Vargas, who grew up in Southern California, was 36-42 with a 4.09 ERA in 119 games in four seasons with Seattle. His 14 wins led the Mariners last year, and he ranked fourth in the AL with 22 quality starts, though he also tied for second in the AL in home runs allowed with 35.
"I'll be able to come to an area that I'm very familiar with," Vargas said on a conference call with Angels reporters. "It's a great opportunity for me to be with an organization that's committed to winning now, obviously, and putting a team on the field that is going to be premier from top to bottom. It's exciting for me."
The Mariners have a number of top young pitching prospects coming up, though they now have just two established veterans in their rotation with Hernandez and Hisashi Iwakuma, a 31-year-old from Japan who pitched well in his first season in the Majors last year.
Young starters Blake Beavan, Hector Noesi and Erasmo Ramirez also return, while top prospects Danny Hultzen, James Paxton, Taijuan Walker and Brendan Maurer will also be given good looks at Spring Training. The Mariners could also still add a veteran in free agency as Zduriencik maintained his payroll flexibility even while adding the much-needed bat.

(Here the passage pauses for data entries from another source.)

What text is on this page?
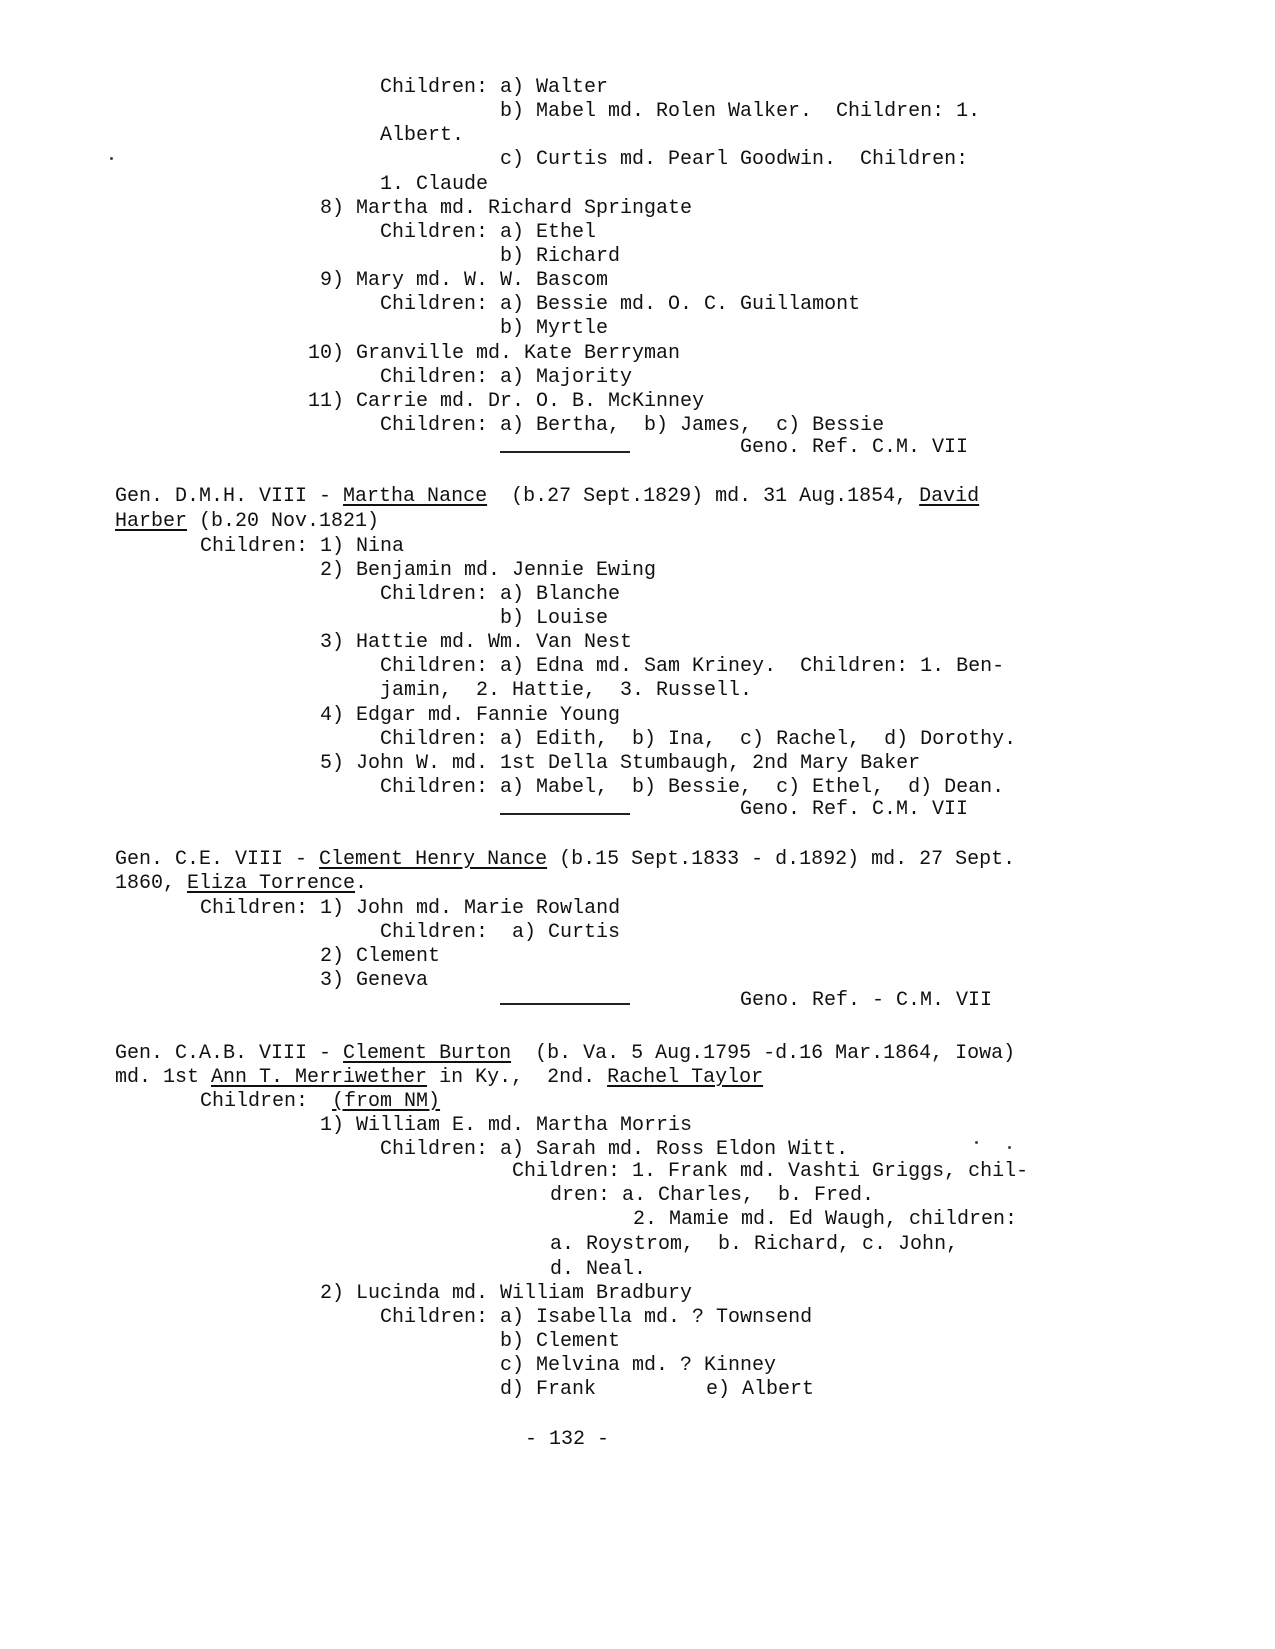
Children: a) Walter
b) Mabel md. Rolen Walker.  Children: 1.
Albert.
c) Curtis md. Pearl Goodwin.  Children:
1. Claude
8) Martha md. Richard Springate
Children: a) Ethel
b) Richard
9) Mary md. W. W. Bascom
Children: a) Bessie md. O. C. Guillamont
b) Myrtle
10) Granville md. Kate Berryman
Children: a) Majority
11) Carrie md. Dr. O. B. McKinney
Children: a) Bertha,  b) James,  c) Bessie
Geno. Ref. C.M. VII
Gen. D.M.H. VIII - Martha Nance  (b.27 Sept.1829) md. 31 Aug.1854, David
Harber (b.20 Nov.1821)
Children: 1) Nina
2) Benjamin md. Jennie Ewing
Children: a) Blanche
b) Louise
3) Hattie md. Wm. Van Nest
Children: a) Edna md. Sam Kriney.  Children: 1. Ben-
jamin,  2. Hattie,  3. Russell.
4) Edgar md. Fannie Young
Children: a) Edith,  b) Ina,  c) Rachel,  d) Dorothy.
5) John W. md. 1st Della Stumbaugh, 2nd Mary Baker
Children: a) Mabel,  b) Bessie,  c) Ethel,  d) Dean.
Geno. Ref. C.M. VII
Gen. C.E. VIII - Clement Henry Nance (b.15 Sept.1833 - d.1892) md. 27 Sept.
1860, Eliza Torrence.
Children: 1) John md. Marie Rowland
Children:  a) Curtis
2) Clement
3) Geneva
Geno. Ref. - C.M. VII
Gen. C.A.B. VIII - Clement Burton  (b. Va. 5 Aug.1795 -d.16 Mar.1864, Iowa)
md. 1st Ann T. Merriwether in Ky.,  2nd. Rachel Taylor
Children:  (from NM)
1) William E. md. Martha Morris
Children: a) Sarah md. Ross Eldon Witt.
Children: 1. Frank md. Vashti Griggs, chil-
dren: a. Charles,  b. Fred.
2. Mamie md. Ed Waugh, children:
a. Roystrom,  b. Richard, c. John,
d. Neal.
2) Lucinda md. William Bradbury
Children: a) Isabella md. ? Townsend
b) Clement
c) Melvina md. ? Kinney
d) Frank	e) Albert
- 132 -
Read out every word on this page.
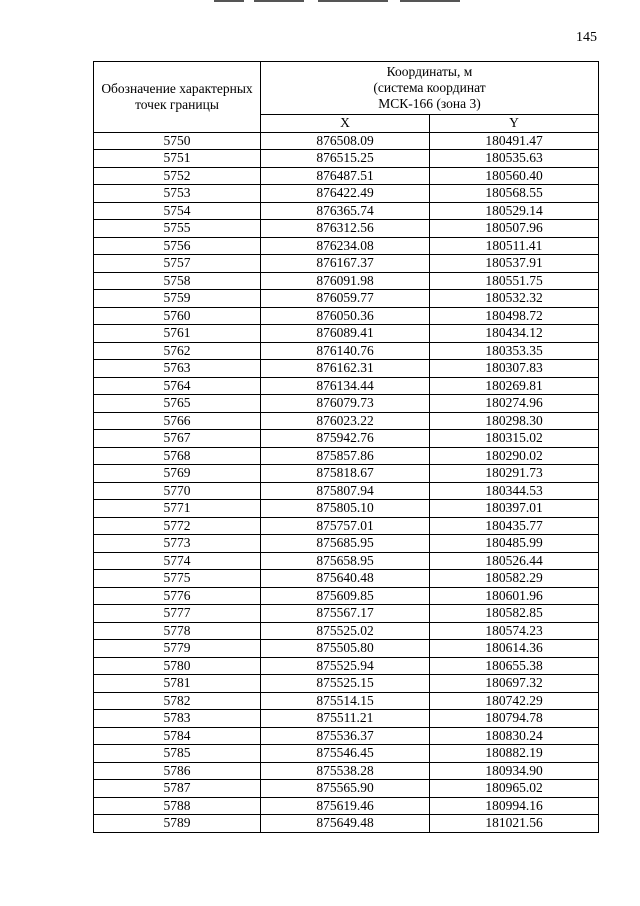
145
Обозначение характерных точек границы	Координаты, м
(система координат
МСК-166 (зона 3)	

	X	Y
5750	876508.09	180491.47
5751	876515.25	180535.63
5752	876487.51	180560.40
5753	876422.49	180568.55
5754	876365.74	180529.14
5755	876312.56	180507.96
5756	876234.08	180511.41
5757	876167.37	180537.91
5758	876091.98	180551.75
5759	876059.77	180532.32
5760	876050.36	180498.72
5761	876089.41	180434.12
5762	876140.76	180353.35
5763	876162.31	180307.83
5764	876134.44	180269.81
5765	876079.73	180274.96
5766	876023.22	180298.30
5767	875942.76	180315.02
5768	875857.86	180290.02
5769	875818.67	180291.73
5770	875807.94	180344.53
5771	875805.10	180397.01
5772	875757.01	180435.77
5773	875685.95	180485.99
5774	875658.95	180526.44
5775	875640.48	180582.29
5776	875609.85	180601.96
5777	875567.17	180582.85
5778	875525.02	180574.23
5779	875505.80	180614.36
5780	875525.94	180655.38
5781	875525.15	180697.32
5782	875514.15	180742.29
5783	875511.21	180794.78
5784	875536.37	180830.24
5785	875546.45	180882.19
5786	875538.28	180934.90
5787	875565.90	180965.02
5788	875619.46	180994.16
5789	875649.48	181021.56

"All options are on the table," Zduriencik said of the rotation. "We could add from within if we have to, and our ears are always open on the free-agent market and with other teams."
Morales earned $2.97 million last year in his second season of arbitration eligibility, while Vargas made $4.85 million in the same situation. Both were tendered contracts by their teams this offseason, and figure to get sizable raises before hitting free agency next year.
The swap leaves Zduriencik with more payroll room going forward as Morales figures to make less than Vargas when their deals are done. The Mariners GM said he won't talk about a contract extension with Morales or his agent, Scott Boras, until things play out further on the field.
But clearly the Mariners are still poised to make more additions, either for offense or pitching, and Zduriencik told 710 ESPN Seattle he had another trade offer on the table as of Wednesday afternoon.
The Mariners have now added Morales and infielder Robert Andino in trades this offseason, while signing free-agent outfielder Jason Bay to a one-year deal.